Some people will say that Davis’s documentary shows all the warts of that ’86 Mets team. To me, it humanized that team. The ‘86 Mets were like the swaggering Seattle Seahawks of 2013, and it’s fun to see a team that plays as big as it talks. Not only that, but the flaws made the players seem more human. I mean, three pitchers off that team spent a night in jail during the season after fighting with off-duty cops in a Houston bar named Cooter’s. Seriously. One of those guys was Ron Darling, the Yale-educated man dubbed Mr. Perfect. The Mets got in four on-field fights during that 1986 season. One of them was started by first-base coach Bill Robinson, as God-fearing a man as there was on that team.

There’s a saying that you should never meet your heroes. This is profoundly mistaken. It’s great to meet your heroes, to find out they’re flawed and beautifully human. It’s certainly the part of this documentary that I loved most. Lenny Dykstra is not just a creep but a criminal. An actual scam artist who is an absolutely insufferable jerk in his present incarnation, but hearing him slur out his ridiculous and profane declarations about his memories of that specific Mets team.
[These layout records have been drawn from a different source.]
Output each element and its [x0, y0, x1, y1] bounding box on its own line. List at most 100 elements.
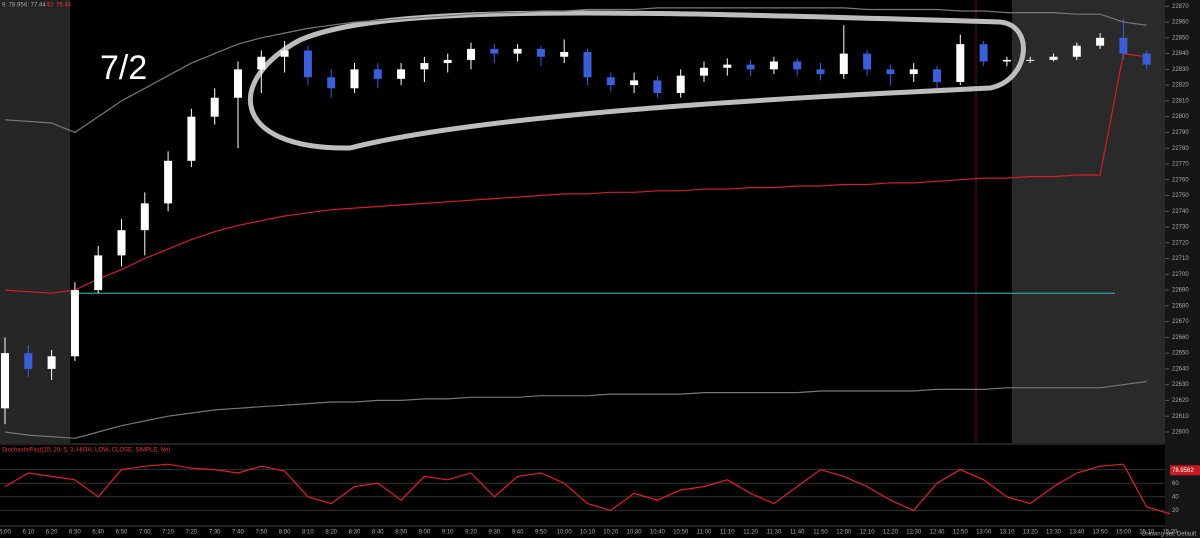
x-tick-label: 11:00	[697, 530, 712, 536]
candle-body	[816, 69, 825, 75]
candle-body	[327, 77, 336, 89]
candle-body	[513, 48, 522, 54]
candle-body	[234, 69, 242, 98]
candle-body	[676, 75, 685, 94]
x-tick-label: 8:40	[372, 530, 384, 536]
y-tick-label: 22730	[1172, 225, 1189, 231]
x-tick-label: 7:20	[186, 530, 198, 536]
x-tick-label: 15:20	[1162, 530, 1178, 536]
x-tick-label: 7:30	[209, 530, 221, 536]
candle-body	[24, 353, 33, 369]
x-tick-label: 6:40	[92, 530, 104, 536]
candle-body	[909, 69, 918, 75]
candle-body	[793, 61, 802, 70]
candle-body	[536, 48, 545, 57]
y-tick-label: 22780	[1172, 146, 1189, 152]
y-tick-label: 22840	[1172, 51, 1189, 57]
x-tick-label: 9:50	[535, 530, 547, 536]
x-tick-label: 13:30	[1046, 530, 1062, 536]
indicator-line	[4, 7, 1147, 134]
y-tick-label: 60	[1172, 481, 1179, 487]
y-tick-label: 22680	[1172, 303, 1189, 309]
candle-body	[1142, 53, 1151, 65]
indicator-line	[4, 380, 1147, 439]
candle-body	[886, 69, 895, 75]
x-tick-label: 13:50	[1093, 530, 1109, 536]
candle-body	[1096, 37, 1105, 46]
candle-body	[653, 80, 662, 94]
x-tick-label: 10:00	[557, 530, 573, 536]
y-tick-label: 22700	[1172, 272, 1189, 278]
x-tick-label: 10:40	[650, 530, 666, 536]
candle-body	[583, 52, 592, 78]
x-tick-label: 8:20	[325, 530, 337, 536]
x-tick-label: 15:00	[1116, 530, 1132, 536]
readout: 9: 78.95	[2, 3, 24, 9]
candle-body	[420, 63, 429, 70]
candle-body	[560, 52, 569, 57]
candle-body	[1026, 59, 1035, 61]
y-tick-label: 22760	[1172, 177, 1189, 183]
candle-body	[1, 353, 9, 409]
candle-body	[1002, 59, 1011, 62]
candle-body	[956, 44, 965, 82]
y-tick-label: 22750	[1172, 193, 1189, 199]
x-tick-label: 11:30	[767, 530, 782, 536]
candle-body	[839, 53, 848, 75]
x-tick-label: 6:50	[116, 530, 128, 536]
x-tick-label: 7:00	[139, 530, 151, 536]
candle-body	[863, 53, 872, 70]
x-tick-label: 12:30	[906, 530, 922, 536]
x-tick-label: 11:50	[813, 530, 828, 536]
x-tick-label: 10:50	[673, 530, 689, 536]
y-tick-label: 22720	[1172, 240, 1189, 246]
candle-body	[280, 50, 289, 57]
candle-body	[373, 69, 382, 79]
indicator-line	[4, 52, 1147, 294]
candle-body	[350, 69, 359, 89]
x-tick-label: 13:10	[999, 530, 1015, 536]
candle-body	[769, 61, 778, 70]
x-tick-label: 12:10	[860, 530, 876, 536]
y-tick-label: 22860	[1172, 20, 1189, 26]
x-tick-label: 9:40	[512, 530, 524, 536]
candle-body	[187, 116, 196, 161]
y-tick-label: 22660	[1172, 335, 1189, 341]
candle-body	[933, 69, 941, 82]
x-tick-label: 11:20	[743, 530, 758, 536]
y-tick-label: 22600	[1172, 430, 1189, 436]
candle-body	[1072, 45, 1081, 57]
candle-body	[746, 64, 755, 70]
premarket-shade	[0, 0, 70, 443]
y-tick-label: 22690	[1172, 288, 1189, 294]
x-tick-label: 9:10	[442, 530, 454, 536]
x-tick-label: 9:00	[419, 530, 431, 536]
candle-body	[723, 64, 732, 68]
x-tick-label: 9:20	[465, 530, 477, 536]
candle-body	[117, 230, 126, 256]
candle-body	[94, 255, 103, 291]
candle-body	[140, 203, 149, 231]
x-tick-label: 10:30	[627, 530, 643, 536]
candle-body	[70, 290, 79, 357]
x-tick-label: 6:10	[22, 530, 34, 536]
x-tick-label: 7:10	[162, 530, 174, 536]
y-tick-label: 22850	[1172, 35, 1189, 41]
readout-box	[0, 0, 65, 9]
y-tick-label: 22800	[1172, 114, 1189, 120]
candle-body	[979, 44, 988, 62]
candle-body	[467, 48, 475, 60]
stochastic-line	[4, 463, 1171, 515]
y-tick-label: 22830	[1172, 67, 1189, 73]
x-tick-label: 7:50	[255, 530, 267, 536]
x-tick-label: 7:40	[232, 530, 244, 536]
hand-drawn-ellipse	[247, 10, 1026, 151]
x-tick-label: 12:40	[929, 530, 945, 536]
candle-body	[1119, 37, 1128, 54]
x-tick-label: 13:20	[1023, 530, 1039, 536]
x-tick-label: 6:20	[46, 530, 58, 536]
candle-body	[303, 50, 312, 78]
x-tick-label: 15:10	[1139, 530, 1155, 536]
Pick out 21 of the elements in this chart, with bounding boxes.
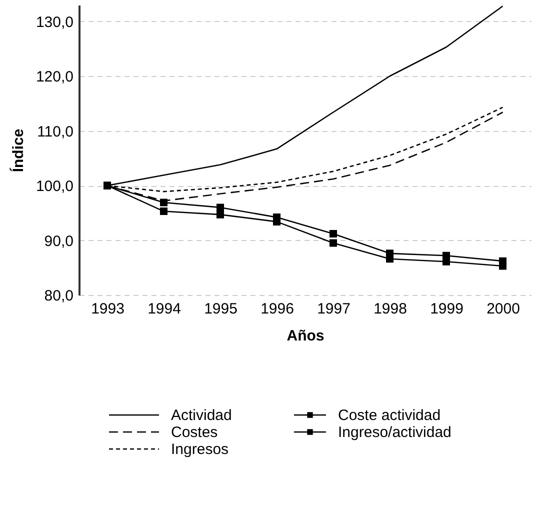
x-tick-label: 1997 (317, 300, 350, 318)
x-tick-label: 2000 (486, 300, 520, 318)
y-tick-label: 80,0 (44, 288, 74, 304)
y-axis-title: Índice (8, 128, 27, 172)
x-tick-label: 1996 (260, 300, 294, 318)
legend-label: Costes (171, 424, 218, 441)
y-tick-label: 120,0 (36, 68, 74, 86)
y-tick-label: 100,0 (36, 178, 74, 196)
x-tick-label: 1994 (148, 300, 181, 318)
x-axis-title: Años (286, 328, 324, 344)
x-tick-label: 1999 (430, 300, 464, 318)
x-tick-label: 1995 (204, 300, 238, 318)
legend-label: Ingreso/actividad (338, 424, 452, 441)
y-tick-label: 130,0 (36, 14, 74, 31)
y-tick-label: 90,0 (44, 232, 74, 250)
x-tick-label: 1998 (374, 300, 407, 318)
legend-label: Actividad (171, 407, 232, 424)
legend-label: Ingresos (171, 441, 229, 458)
y-tick-label: 110,0 (37, 123, 74, 140)
x-tick-label: 1993 (91, 300, 124, 318)
legend-label: Coste actividad (338, 407, 441, 424)
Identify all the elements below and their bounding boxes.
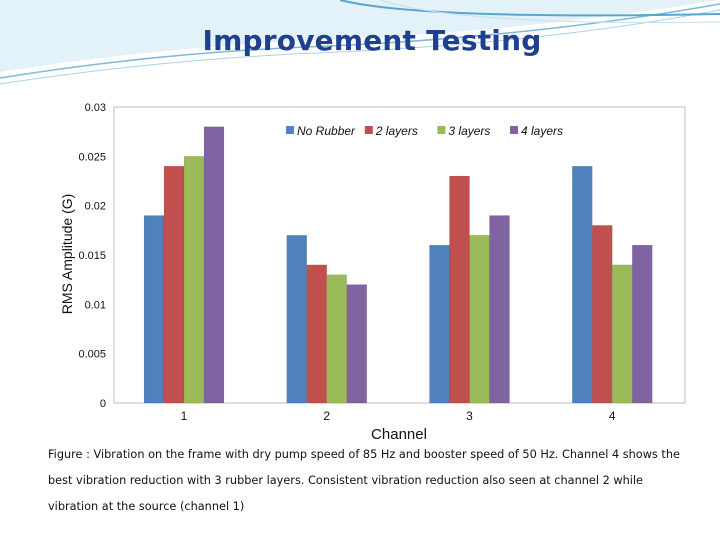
y-tick-label: 0.025 [78,151,106,163]
legend-swatch [364,126,373,134]
y-tick-label: 0 [100,398,106,410]
y-tick-label: 0.01 [85,299,106,311]
x-tick-label: 3 [466,409,473,423]
bar-3-layers-channel-2 [326,274,347,404]
y-tick-label: 0.03 [85,102,106,114]
bar-2-layers-channel-2 [306,264,327,404]
slide-title: Improvement Testing [202,24,542,57]
legend-label: 3 layers [448,124,490,138]
legend-swatch [510,126,518,134]
legend-label: 2 layers [375,124,418,138]
y-axis-label: RMS Amplitude (G) [59,194,75,315]
figure-caption: Figure : Vibration on the frame with dry… [48,448,680,513]
x-tick-label: 1 [181,409,188,423]
bar-no-rubber-channel-4 [572,165,593,404]
bar-no-rubber-channel-1 [143,215,165,404]
y-tick-label: 0.015 [78,250,106,262]
x-tick-label: 4 [609,409,616,423]
header-decoration [0,0,720,85]
bar-chart: 0 0.005 0.01 0.015 0.02 0.025 0.03 1 2 3 4 No Rub… [59,102,686,443]
legend-swatch [286,126,294,134]
legend-label: 4 layers [521,124,563,138]
y-tick-label: 0.02 [85,201,106,213]
bar-4-layers-channel-3 [489,215,510,404]
legend-label: No Rubber [297,124,356,138]
y-tick-label: 0.005 [78,349,106,361]
x-tick-label: 2 [323,409,330,423]
bar-no-rubber-channel-2 [286,235,307,404]
bar-2-layers-channel-4 [592,225,613,404]
legend-swatch [437,126,446,134]
bar-3-layers-channel-4 [612,264,633,404]
bar-4-layers-channel-4 [632,244,653,404]
bar-4-layers-channel-1 [203,126,225,404]
bar-3-layers-channel-1 [183,156,205,404]
bar-3-layers-channel-3 [469,235,490,404]
bar-no-rubber-channel-3 [429,244,450,404]
bar-4-layers-channel-2 [346,284,367,404]
bar-2-layers-channel-3 [449,175,470,404]
x-axis-label: Channel [371,426,427,443]
bar-2-layers-channel-1 [163,165,185,404]
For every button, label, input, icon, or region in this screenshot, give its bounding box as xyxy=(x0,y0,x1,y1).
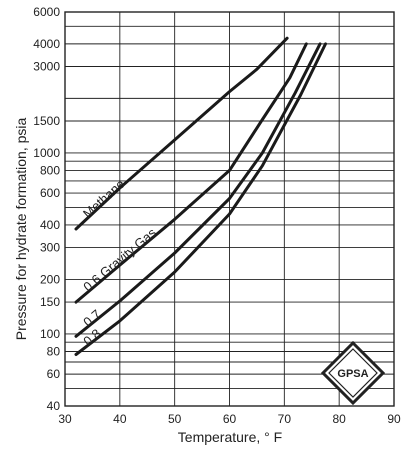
tick-label-layer: 30 40 50 60 70 80 9040608010015020030040060080… xyxy=(33,5,401,426)
series-label: Methane xyxy=(80,176,128,221)
y-tick-label: 600 xyxy=(40,186,60,200)
y-tick-label: 100 xyxy=(40,327,60,341)
y-tick-label: 150 xyxy=(40,295,60,309)
x-tick-label: 80 xyxy=(332,412,346,426)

At the end, he complained that of all the people on that team Carter was one who did everything right, which is why it made no sense he died in 2012 at the age of 57.

I wasn’t disappointed in Darryl Strawberry and Dwight Gooden, whose substance-abuse issues derailed their lives and dampened their careers, I felt disappointed for them, which is a huge difference. It was intensely difficult for two players so talented, so young and so vulnerable as Black men at that time in that sport and in that city.

I’ve grown up in the 35 years since the Mets won that World Series. I’ve moved to the city where the game was played, a place that might as well have been on the moon for how far it was from my hometown in Oregon’s more feral half. I still haven’t cried over that game, but I came closer while watching this documentary than I did that Saturday night in my friend’s living room.